Sunday, April 6, 2014

Lynda Benglis at Cheim & Read, Jan-Feb 2014

These new works are vigorous, funky and really fun to walk around, peer into, and experience from
many viewpoints.  They seem to mainly be formed by extruded hollow tubes that are manipulated
by twisting, stacking, combining, leaning into each other.  Openings and negative space shapes enliven
what might feel overly ponderous.  The glazes are slapped on in big, gloppy strokes or allowed to
drip where they will.  Colors are muted putty mauves, pinks as well as bright yellows, reds and
bitumen-like browns and gunmetals.

Saturday, December 31, 2011

Salem Art Works / Jordan Becker




One of the highlights of the late summer/early fall was getting to travel upstate to see Jordan's show of recent pots and visit his woofire kiln at Salem Art Works in upstate New York

John Chamberlain




The last weeks of 2011 saw the passing of the sculptor John Chamberlain, whose welded sculptures made from scrap parts of automobiles never fail to seduce with their world-weary abraded surfaces and paint colors that speak of long useful lives spent going and going more, until going no more. I think when I first saw Chamberlain's work as an art student, I may have romanticized the idea of the possible back-story of a high-speed car smash-up; " Leader Of The Pack " kind of stuff. These images from a recent show had me jazzed more by the fluidity of shapes in space, almost brushstroke-like in many instances. And this time I was the one traveling: forward, backward, around the perimeter, looking into the nooks and crannies, then doing the step-out and reverse to get the big picture again. Just the way I like to experience sculpture.

Just One Of Those Things



Sittin' on the street. A cardboard box, minding its own bizness. Bustin' out all over.

some Street Art




Quickly after the passing of Steve Jobs this fall, I happened upon this two-sided tribute on Bond Street between Bowery & Lafayette in my neighborhood. With cut strips of photos attached to opposing sides of an iron fence, one sees separate images from early and late in the life of Jobs.

Sunday, May 22, 2011

Sunday, February 27, 2011

might as well be spring


Only a short time ago, I was finding frozen tree branch ice sculptures on this street. Today, for some reason, a trio of dirt-colored flip-flops. ?

Monday, February 14, 2011

fish cup, part 2


The last post showed a cup I said reminded me of a fish. I decided to make a companion cup, and I show them together here. The head of the fish is the new cup's handle.

Monday, February 7, 2011

little fish


this recent small cup has a shape that reminds me of a fish in motion.

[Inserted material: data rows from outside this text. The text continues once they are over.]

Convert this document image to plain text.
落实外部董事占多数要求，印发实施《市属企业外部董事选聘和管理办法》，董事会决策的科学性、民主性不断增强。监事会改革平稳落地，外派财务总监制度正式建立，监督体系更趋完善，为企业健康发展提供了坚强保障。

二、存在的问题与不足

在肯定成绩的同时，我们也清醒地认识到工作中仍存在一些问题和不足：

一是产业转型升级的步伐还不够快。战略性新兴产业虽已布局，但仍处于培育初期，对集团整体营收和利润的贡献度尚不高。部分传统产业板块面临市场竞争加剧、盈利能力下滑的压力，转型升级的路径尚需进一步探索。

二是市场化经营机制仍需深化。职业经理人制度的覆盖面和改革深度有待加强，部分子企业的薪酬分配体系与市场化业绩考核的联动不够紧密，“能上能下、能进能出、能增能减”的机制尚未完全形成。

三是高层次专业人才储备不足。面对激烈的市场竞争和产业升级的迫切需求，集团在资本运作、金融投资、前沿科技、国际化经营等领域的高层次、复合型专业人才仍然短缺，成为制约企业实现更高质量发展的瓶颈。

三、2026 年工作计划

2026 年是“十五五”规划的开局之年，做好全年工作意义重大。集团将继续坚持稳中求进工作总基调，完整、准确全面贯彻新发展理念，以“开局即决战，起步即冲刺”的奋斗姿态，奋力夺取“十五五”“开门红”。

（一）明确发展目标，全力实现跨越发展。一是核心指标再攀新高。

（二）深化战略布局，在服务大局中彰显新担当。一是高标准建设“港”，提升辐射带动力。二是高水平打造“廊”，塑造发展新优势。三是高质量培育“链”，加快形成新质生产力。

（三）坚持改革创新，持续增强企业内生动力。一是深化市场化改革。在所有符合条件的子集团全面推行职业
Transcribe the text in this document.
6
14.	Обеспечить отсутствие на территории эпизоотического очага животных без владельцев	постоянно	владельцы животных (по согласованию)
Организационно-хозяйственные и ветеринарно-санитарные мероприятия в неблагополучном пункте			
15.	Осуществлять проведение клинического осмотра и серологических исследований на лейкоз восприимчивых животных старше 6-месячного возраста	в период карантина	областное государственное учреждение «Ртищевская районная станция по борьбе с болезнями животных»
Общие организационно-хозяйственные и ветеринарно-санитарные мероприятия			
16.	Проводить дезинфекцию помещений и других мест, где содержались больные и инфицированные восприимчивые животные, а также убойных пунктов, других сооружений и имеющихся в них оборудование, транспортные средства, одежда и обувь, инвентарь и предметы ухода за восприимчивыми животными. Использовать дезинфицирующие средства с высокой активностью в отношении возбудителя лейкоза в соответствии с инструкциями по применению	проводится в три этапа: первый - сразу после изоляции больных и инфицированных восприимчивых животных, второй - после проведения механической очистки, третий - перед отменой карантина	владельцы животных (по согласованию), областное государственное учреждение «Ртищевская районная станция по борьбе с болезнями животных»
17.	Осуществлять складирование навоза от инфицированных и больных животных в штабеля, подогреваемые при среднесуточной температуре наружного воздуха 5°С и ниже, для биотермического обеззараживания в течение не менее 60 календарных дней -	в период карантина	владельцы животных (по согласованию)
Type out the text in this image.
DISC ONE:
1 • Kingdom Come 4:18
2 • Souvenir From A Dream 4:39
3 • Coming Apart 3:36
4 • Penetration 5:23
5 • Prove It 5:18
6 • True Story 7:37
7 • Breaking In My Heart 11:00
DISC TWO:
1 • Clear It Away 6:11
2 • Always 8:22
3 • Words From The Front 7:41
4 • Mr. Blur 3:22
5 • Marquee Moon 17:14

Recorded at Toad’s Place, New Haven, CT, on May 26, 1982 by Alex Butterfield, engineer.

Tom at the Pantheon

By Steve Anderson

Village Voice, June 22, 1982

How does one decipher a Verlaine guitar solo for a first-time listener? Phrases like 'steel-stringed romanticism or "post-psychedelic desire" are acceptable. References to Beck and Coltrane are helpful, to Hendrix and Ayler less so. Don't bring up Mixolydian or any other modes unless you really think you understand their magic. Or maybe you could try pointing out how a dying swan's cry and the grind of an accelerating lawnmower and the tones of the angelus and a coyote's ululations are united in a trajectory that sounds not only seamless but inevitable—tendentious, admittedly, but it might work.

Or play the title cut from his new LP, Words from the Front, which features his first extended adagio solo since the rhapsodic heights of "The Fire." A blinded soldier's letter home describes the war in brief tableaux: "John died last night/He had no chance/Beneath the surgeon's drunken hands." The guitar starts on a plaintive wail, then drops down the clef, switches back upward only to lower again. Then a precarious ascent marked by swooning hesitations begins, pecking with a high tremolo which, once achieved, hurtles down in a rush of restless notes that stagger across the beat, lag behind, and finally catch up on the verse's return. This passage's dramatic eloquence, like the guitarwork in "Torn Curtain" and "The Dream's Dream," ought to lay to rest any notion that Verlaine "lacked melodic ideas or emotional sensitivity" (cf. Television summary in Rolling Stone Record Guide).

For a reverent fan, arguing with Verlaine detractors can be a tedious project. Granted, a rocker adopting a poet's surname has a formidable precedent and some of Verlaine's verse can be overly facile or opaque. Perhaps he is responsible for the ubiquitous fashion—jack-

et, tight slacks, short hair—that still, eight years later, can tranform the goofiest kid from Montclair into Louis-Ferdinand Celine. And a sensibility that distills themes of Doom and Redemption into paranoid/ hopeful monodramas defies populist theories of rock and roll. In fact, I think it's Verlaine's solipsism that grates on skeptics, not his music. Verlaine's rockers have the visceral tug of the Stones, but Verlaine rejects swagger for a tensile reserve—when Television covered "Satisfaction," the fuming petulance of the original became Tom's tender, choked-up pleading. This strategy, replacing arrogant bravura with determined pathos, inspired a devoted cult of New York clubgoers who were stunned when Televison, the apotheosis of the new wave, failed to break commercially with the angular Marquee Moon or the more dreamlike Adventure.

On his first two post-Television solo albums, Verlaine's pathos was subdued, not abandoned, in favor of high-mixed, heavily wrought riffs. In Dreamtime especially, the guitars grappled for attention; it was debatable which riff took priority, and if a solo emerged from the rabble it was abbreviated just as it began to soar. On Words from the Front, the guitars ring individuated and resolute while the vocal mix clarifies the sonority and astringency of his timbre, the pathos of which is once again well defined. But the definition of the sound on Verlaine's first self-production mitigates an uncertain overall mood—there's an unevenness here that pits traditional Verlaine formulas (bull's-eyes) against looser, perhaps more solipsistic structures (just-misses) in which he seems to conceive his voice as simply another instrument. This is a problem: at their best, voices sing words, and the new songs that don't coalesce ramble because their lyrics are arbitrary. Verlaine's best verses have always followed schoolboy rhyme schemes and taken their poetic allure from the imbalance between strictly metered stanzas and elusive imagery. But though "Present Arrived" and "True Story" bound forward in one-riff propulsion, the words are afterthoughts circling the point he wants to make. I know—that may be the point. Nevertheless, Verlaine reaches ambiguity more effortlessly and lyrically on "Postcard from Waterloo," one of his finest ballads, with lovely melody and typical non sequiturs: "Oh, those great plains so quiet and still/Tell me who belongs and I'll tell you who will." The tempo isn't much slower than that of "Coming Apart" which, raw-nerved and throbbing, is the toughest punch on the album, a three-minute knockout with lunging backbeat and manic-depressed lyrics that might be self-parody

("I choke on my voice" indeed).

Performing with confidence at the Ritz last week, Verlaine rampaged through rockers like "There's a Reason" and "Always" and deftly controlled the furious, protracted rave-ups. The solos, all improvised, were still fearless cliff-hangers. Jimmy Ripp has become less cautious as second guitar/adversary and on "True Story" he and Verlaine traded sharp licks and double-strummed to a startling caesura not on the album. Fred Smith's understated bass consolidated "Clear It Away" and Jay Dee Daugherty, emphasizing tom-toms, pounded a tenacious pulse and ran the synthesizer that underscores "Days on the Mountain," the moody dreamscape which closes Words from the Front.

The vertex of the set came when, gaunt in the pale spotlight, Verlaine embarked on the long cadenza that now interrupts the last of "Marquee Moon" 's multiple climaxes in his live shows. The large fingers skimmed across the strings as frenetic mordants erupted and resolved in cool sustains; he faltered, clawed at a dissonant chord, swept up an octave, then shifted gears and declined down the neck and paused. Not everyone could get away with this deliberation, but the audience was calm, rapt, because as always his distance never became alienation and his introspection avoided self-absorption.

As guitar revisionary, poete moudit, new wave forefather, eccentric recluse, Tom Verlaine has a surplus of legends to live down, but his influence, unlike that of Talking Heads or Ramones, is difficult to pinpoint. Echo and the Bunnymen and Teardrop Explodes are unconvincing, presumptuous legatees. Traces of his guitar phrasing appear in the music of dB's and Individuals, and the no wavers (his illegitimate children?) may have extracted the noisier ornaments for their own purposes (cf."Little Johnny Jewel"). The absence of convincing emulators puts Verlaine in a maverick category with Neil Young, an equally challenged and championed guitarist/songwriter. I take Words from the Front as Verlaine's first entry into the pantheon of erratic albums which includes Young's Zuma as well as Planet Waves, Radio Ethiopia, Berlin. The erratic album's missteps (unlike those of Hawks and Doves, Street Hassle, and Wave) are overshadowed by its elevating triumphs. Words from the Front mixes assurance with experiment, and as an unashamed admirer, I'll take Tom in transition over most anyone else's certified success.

Saturday, February 5, 2011

ice readymade



Messy weather, even unpleasantly so. Ice-encased branches. but still pretty cool when the warmer softening moment lets you lift off a perfectly formed cast of delicate twig. amazing that even the texture of the bark is perfectly preserved. for a minute.

Sunday, December 5, 2010


These two unusual double-handled pieces were said to be found together. A nice set.

handle



This cup is identified as a tankard, although it is too curvy and diminutive to approach what I consider a tankard, but the thin strap handle is kind of mod-feeling.

Footsie




a bronze foot and a marble hand that have become separated from their owners.

The Daily Grind




I love finding clay figurines, from any time and culture, that depict people at work. Here we see grinding and baking in what appears to be a clay oven.

Wild Kingdom





Pyxis



When I saw these at the Met, I thought of the similar type things I've seen lately made by Julie Knight or Deb Reed. I have always loved these cutaway-style feet.

There's No Stoppin' the Cretans from Hoppin'


A very early cup from Minoan Crete is unglazed except for the iron-rich slip decoration over a calcium-rich lowfire clay body.

Barbotine





Some evidence of the longstanding preoccupation we here at the Dojo have had with pinecones. It was nice to stumble upon this second century A.D. roman terracotta jar, said to have been found in Gaul, and described as having "barbotine decoration". A little digging leads me to state that barbotine is the same technique I would call slip trailing, namely, piping a semi-liquid slurry onto a leatherhard pot to produce a raised texture ( not the way my vase shape was decorated ).



Alongside the decorative, the breathtaking, and the puzzling ancient artifacts it is also fun to see this comparison of unglazed, strictly functional jars which present minor variations on the same container. The ability to easily seal up the top for efficient transport, the double handles to enable two people to off-load and carry, and the tapering base that may have helped them nest together better when laid on their sides were the considerations that dictated these shapes. Clays from different locales show a range of color and texture.
Excavations which describe finding literal hill-sized castoffs of similar jars give a perspective onto their discardability, however surprising that may seem to us now.


This lineup of utilitarian large vessels made me think of of a project arraying oversize narrow-necked bottles made by GHP resident artist Will Coggin last year.